Como diría el escritor Gasparo Gozzi, “los celos son una ceguera que arruina los corazones; quejarse y querellarse no representa signos de afecto sino de locura y malestar”. Tal como luego analizaría la psiquiatría moderna, cuando se habla de personas celosas se está frente a un perfil de carácter en el que la pasión, la ansiedad, el neuroticismo e incluso hasta el sadomasoquismo campean a sus anchas. El profundo sentimiento de abandono que experimentan quienes los desarrollan en forma patológica los lleva hasta los extremos de figurarse que la otra persona se ha reído de ellos y sus sentimientos, que los han utilizado, entre las situaciones más mortificantes que dicho estado engendra. Sensaciones estas que pueden llevar, fácilmente, del amor al odio y hacer prontamente decantar dicho odio en violencia.

Tal fue lo que ocurrió en el caso que contamos. Cuando doña Rosario vio cómo se repetía una de las usuales rabietas de su conyugue, “le suplicó con dulzura se retirara, visto la hora avanzada e inusitada de aquella inesperada visita”, al decir de lo narrado por Nazario Sánchez.

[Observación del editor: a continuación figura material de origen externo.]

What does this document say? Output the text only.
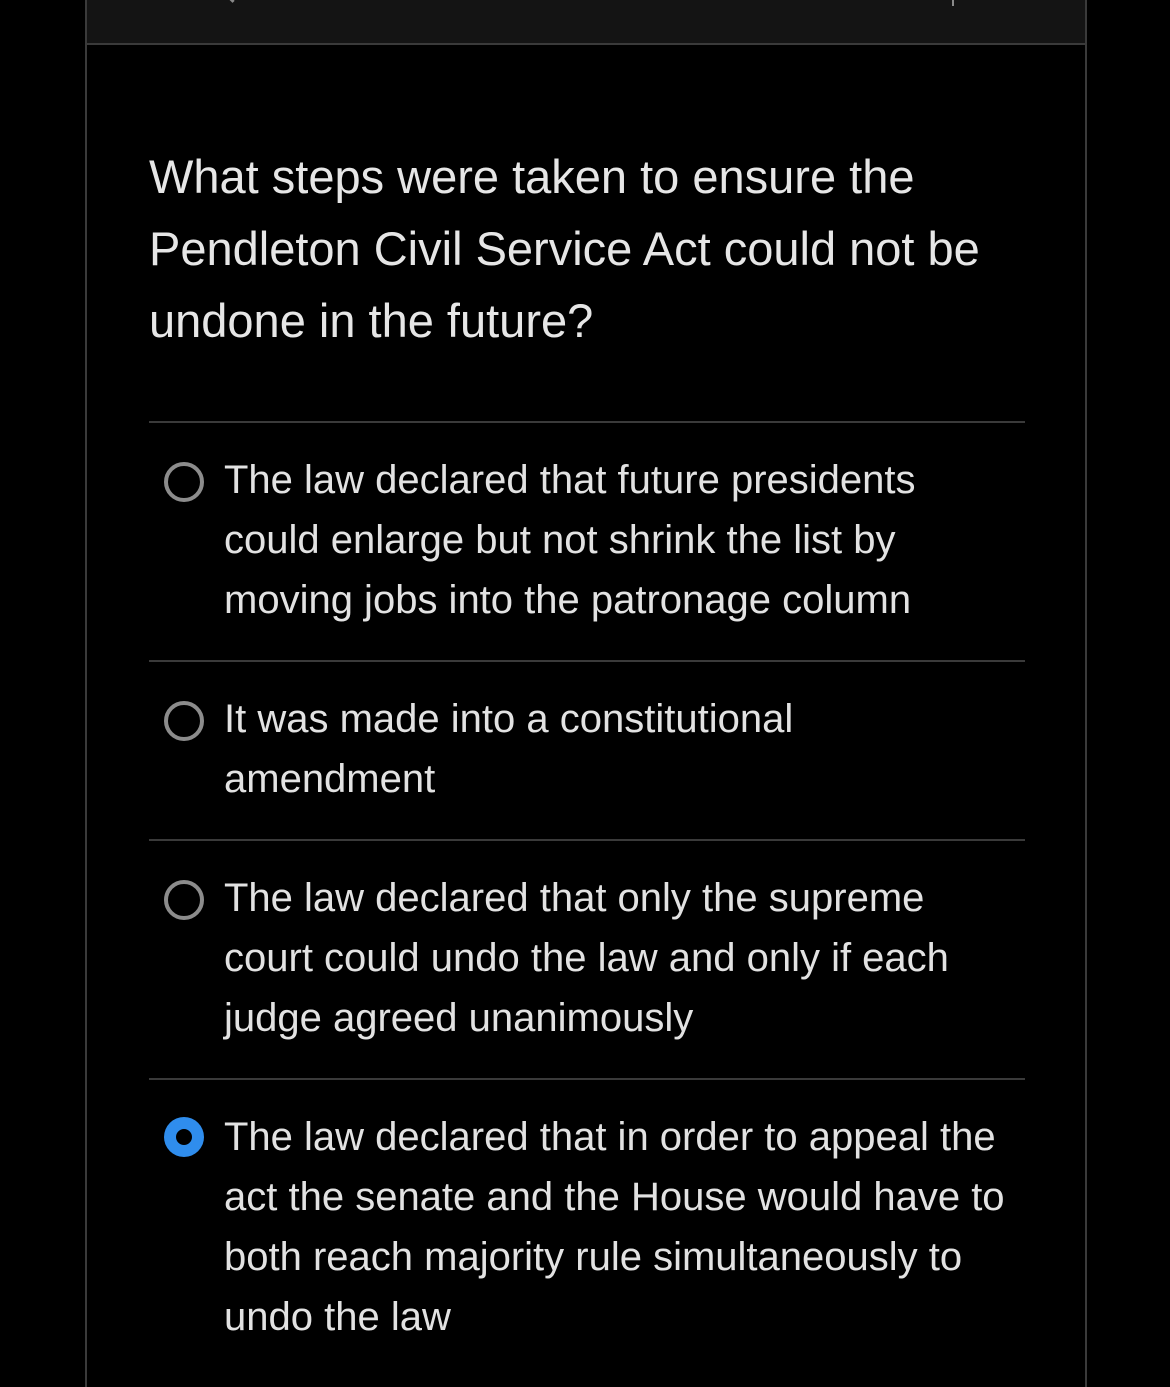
What steps were taken to ensure the Pendleton Civil Service Act could not be undone in the future?
The law declared that future presidents could enlarge but not shrink the list by moving jobs into the patronage column
It was made into a constitutional amendment
The law declared that only the supreme court could undo the law and only if each judge agreed unanimously
The law declared that in order to appeal the act the senate and the House would have to both reach majority rule simultaneously to undo the law
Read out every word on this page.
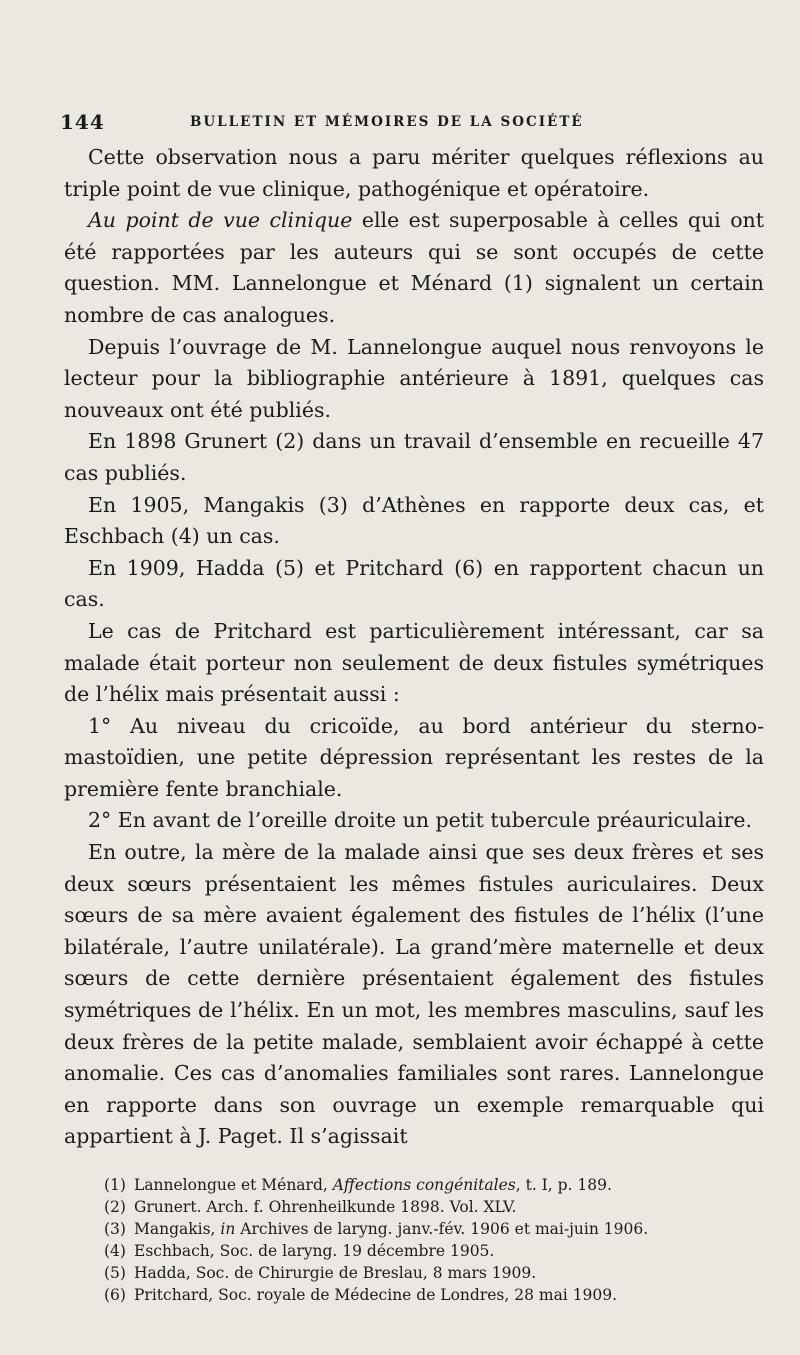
144	BULLETIN ET MÉMOIRES DE LA SOCIÉTÉ

Cette observation nous a paru mériter quelques réflexions au triple point de vue clinique, pathogénique et opératoire.

Au point de vue clinique elle est superposable à celles qui ont été rapportées par les auteurs qui se sont occupés de cette question. MM. Lannelongue et Ménard (1) signalent un certain nombre de cas analogues.

Depuis l’ouvrage de M. Lannelongue auquel nous renvoyons le lecteur pour la bibliographie antérieure à 1891, quelques cas nouveaux ont été publiés.

En 1898 Grunert (2) dans un travail d’ensemble en recueille 47 cas publiés.

En 1905, Mangakis (3) d’Athènes en rapporte deux cas, et Eschbach (4) un cas.

En 1909, Hadda (5) et Pritchard (6) en rapportent chacun un cas.

Le cas de Pritchard est particulièrement intéressant, car sa malade était porteur non seulement de deux fistules symétriques de l’hélix mais présentait aussi :

1° Au niveau du cricoïde, au bord antérieur du sterno-mastoïdien, une petite dépression représentant les restes de la première fente branchiale.

2° En avant de l’oreille droite un petit tubercule préauriculaire.

En outre, la mère de la malade ainsi que ses deux frères et ses deux sœurs présentaient les mêmes fistules auriculaires. Deux sœurs de sa mère avaient également des fistules de l’hélix (l’une bilatérale, l’autre unilatérale). La grand’mère maternelle et deux sœurs de cette dernière présentaient également des fistules symétriques de l’hélix. En un mot, les membres masculins, sauf les deux frères de la petite malade, semblaient avoir échappé à cette anomalie. Ces cas d’anomalies familiales sont rares. Lannelongue en rapporte dans son ouvrage un exemple remarquable qui appartient à J. Paget. Il s’agissait

(1) Lannelongue et Ménard, Affections congénitales, t. I, p. 189.

(2) Grunert. Arch. f. Ohrenheilkunde 1898. Vol. XLV.

(3) Mangakis, in Archives de laryng. janv.-fév. 1906 et mai-juin 1906.

(4) Eschbach, Soc. de laryng. 19 décembre 1905.

(5) Hadda, Soc. de Chirurgie de Breslau, 8 mars 1909.

(6) Pritchard, Soc. royale de Médecine de Londres, 28 mai 1909.
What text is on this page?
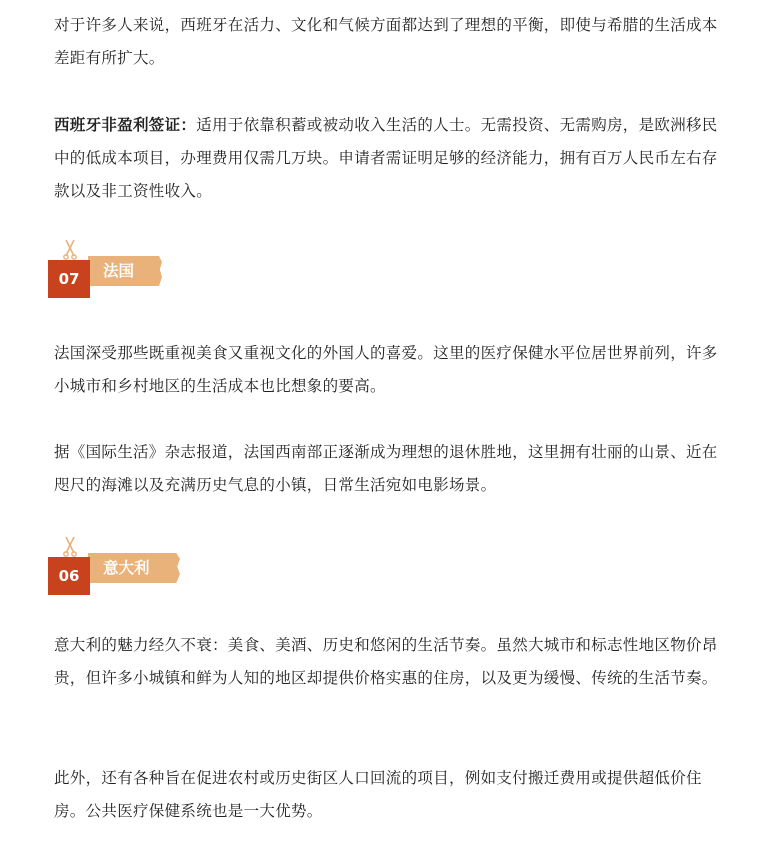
对于许多人来说，西班牙在活力、文化和气候方面都达到了理想的平衡，即使与希腊的生活成本差距有所扩大。

西班牙非盈利签证：适用于依靠积蓄或被动收入生活的人士。无需投资、无需购房，是欧洲移民中的低成本项目，办理费用仅需几万块。申请者需证明足够的经济能力，拥有百万人民币左右存款以及非工资性收入。

07	法国

法国深受那些既重视美食又重视文化的外国人的喜爱。这里的医疗保健水平位居世界前列，许多小城市和乡村地区的生活成本也比想象的要高。

据《国际生活》杂志报道，法国西南部正逐渐成为理想的退休胜地，这里拥有壮丽的山景、近在咫尺的海滩以及充满历史气息的小镇，日常生活宛如电影场景。

06	意大利

意大利的魅力经久不衰：美食、美酒、历史和悠闲的生活节奏。虽然大城市和标志性地区物价昂贵，但许多小城镇和鲜为人知的地区却提供价格实惠的住房，以及更为缓慢、传统的生活节奏。

此外，还有各种旨在促进农村或历史街区人口回流的项目，例如支付搬迁费用或提供超低价住房。公共医疗保健系统也是一大优势。
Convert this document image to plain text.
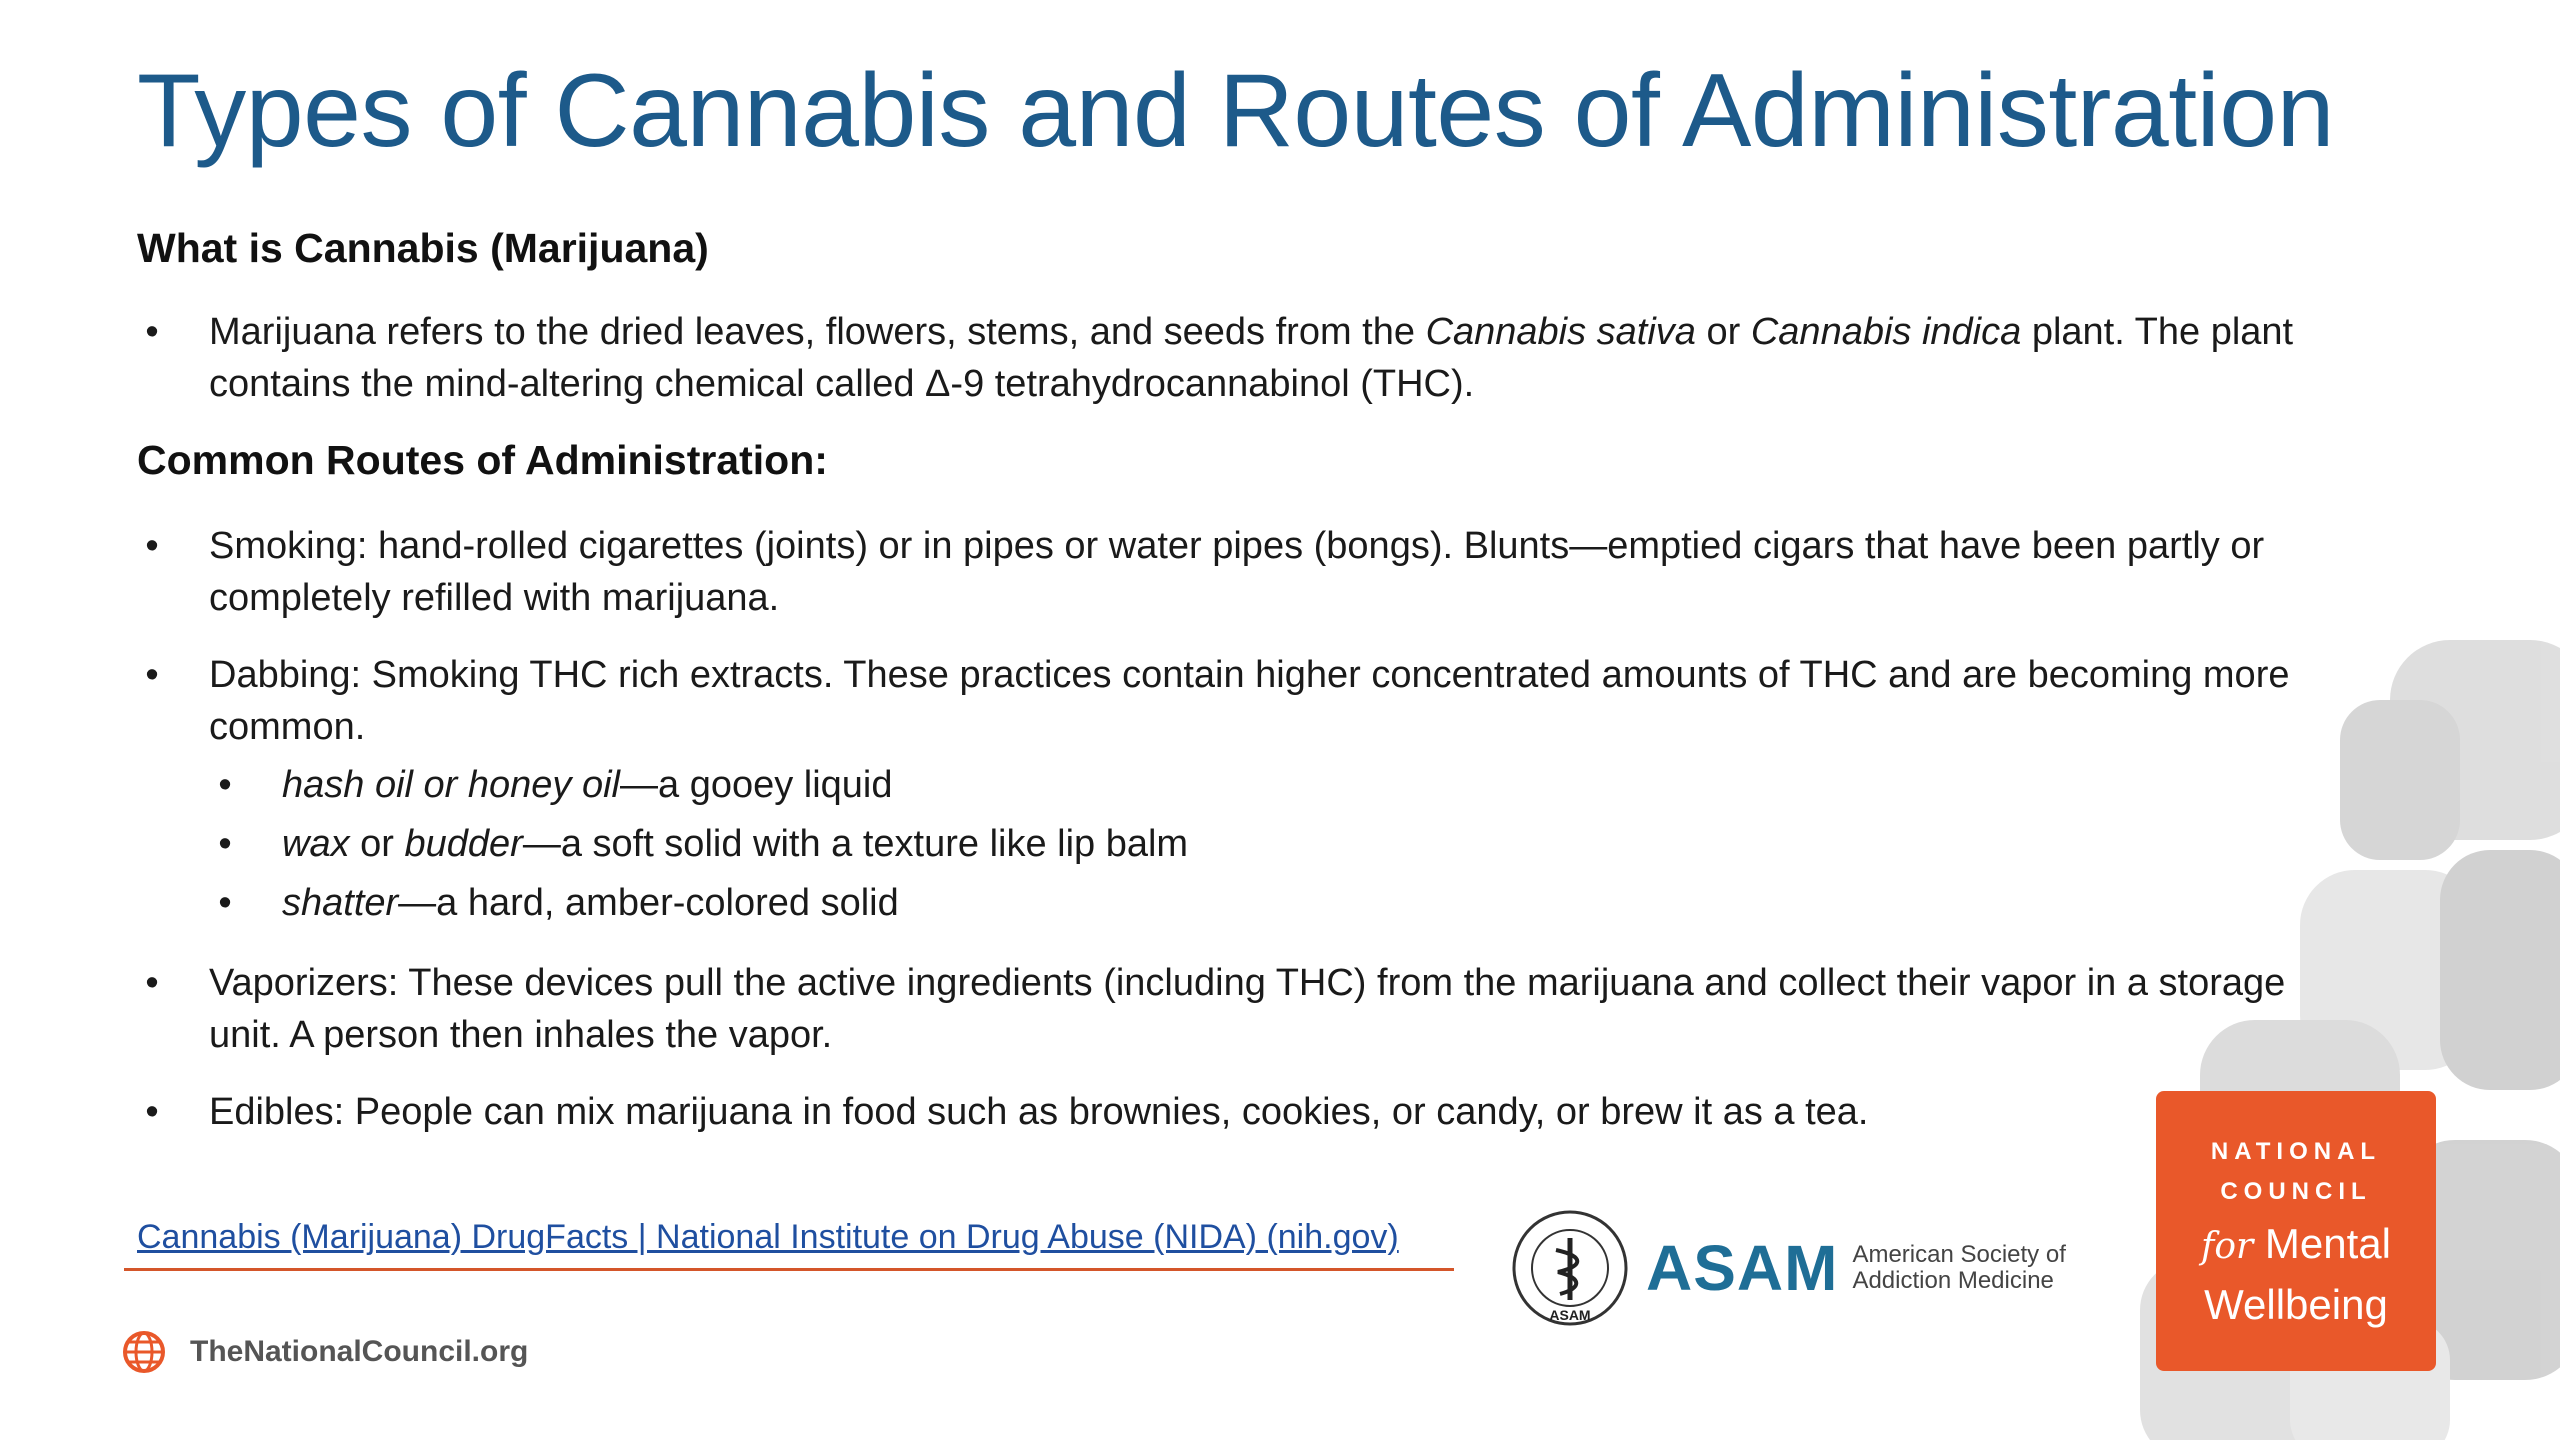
Types of Cannabis and Routes of Administration
What is Cannabis (Marijuana)
• Marijuana refers to the dried leaves, flowers, stems, and seeds from the Cannabis sativa or Cannabis indica plant. The plant contains the mind-altering chemical called Δ-9 tetrahydrocannabinol (THC).
Common Routes of Administration:
• Smoking: hand-rolled cigarettes (joints) or in pipes or water pipes (bongs). Blunts—emptied cigars that have been partly or completely refilled with marijuana.
• Dabbing: Smoking THC rich extracts. These practices contain higher concentrated amounts of THC and are becoming more common.
• hash oil or honey oil—a gooey liquid
• wax or budder—a soft solid with a texture like lip balm
• shatter—a hard, amber-colored solid
• Vaporizers: These devices pull the active ingredients (including THC) from the marijuana and collect their vapor in a storage unit. A person then inhales the vapor.
• Edibles: People can mix marijuana in food such as brownies, cookies, or candy, or brew it as a tea.
Cannabis (Marijuana) DrugFacts | National Institute on Drug Abuse (NIDA) (nih.gov)
TheNationalCouncil.org
ASAM
ASAM American Society of
Addiction Medicine
NATIONAL
COUNCIL
for Mental
Wellbeing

Lejos de calmarse, Zenón fue de mal en peor hasta que, fuera de sí, sacó de sus ropas un cuchillo y apuñaló a Rosario hasta matarla.

Luego de ello trató de escapar, pero la intervención del dueño de casa junto a otros impidió tal hecho. Se desató entonces una “terrible lucha entre el victimario y los hermanos Ortiz”, saldada con un sillazo en la cabeza de La Rosa. Para entonces, los gritos y el tumulto habían despertado al vecindario y hecho acudir al lugar a la policía, que aprehendió de inmediato al comerciante.

De madrugada, el jefe de policía, Manuel Moreno, reveló al juez de Crimen, don Severo Ríos, lo ocurrido. Al siguiente día, esto fue el tema obligado de todos en Córdoba. Y en tanto eran inhumados los restos de la pobre víctima, el conocido y furibundo Zenón iba a enfrentar uno de los procesos más sonados de aquel tiempo, que expondremos en la próxima semana.